Non-classical logics usually don't have a problem with the
deduction theorem, as long as they have no relevancy based
implication, i.e. if they are based on a residuate lattices.

Many people on the other hand believe that the deduction theorem 
does not hold in modal logics, especially not in interesting logics 
such as temporal logic. A typical argument goes as follows. 
In modal logic we would have an inference rule:

      P
    ----
    [] P

And therefore if a deduction theorem would be available, we
could proof P -> [] P, which is not desired. This argument
is for example informally repeated in Temporal Logic, 
[The Lesser of Three Evils][1], Leslie Lamport, Microsoft Research,
MSR-TR-2004-104.

Fortunately matters are not that worse. A more detailed
analysis is given by [Does the deduction theorem fail for 
modal logic?][2] Raul Hakli, Sara Negri, November 10, 2010.
In a Hilbert Style calculus HK the above rule should be
more precisely formulate as follows:

        |- A
     ---------
     G |- [] A

The deduction theorem then holds.
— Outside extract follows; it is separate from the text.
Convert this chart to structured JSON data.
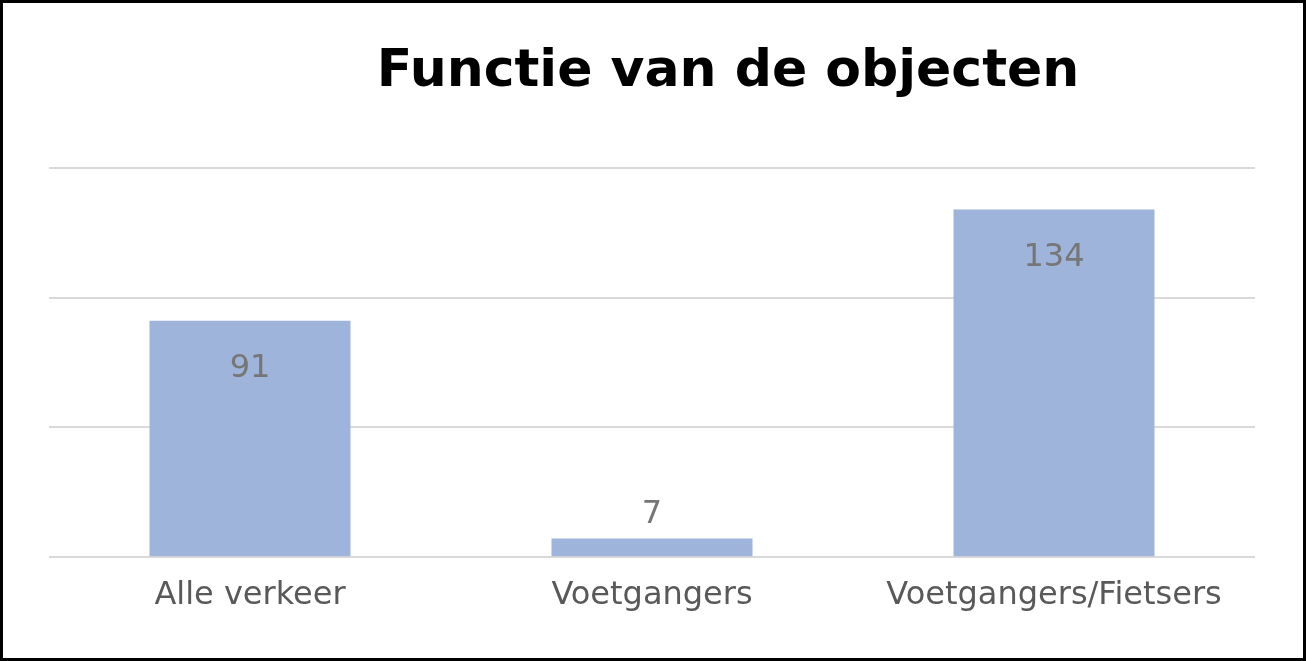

Since we cannot prove
|- P in the first place, and therefore also not go to
|- P -> [] P. Besides a Hilbert Style calculus, the paper
also presents an equivalent Gentzen Style calculus which 
has the deduction theorem as an inference rule.

Bye

  [1]: http://research.microsoft.com/en-us/events/lucacardellifest/
  [2]: http://www.helsinki.fi/~negri/selected_pub/dedthm.pdf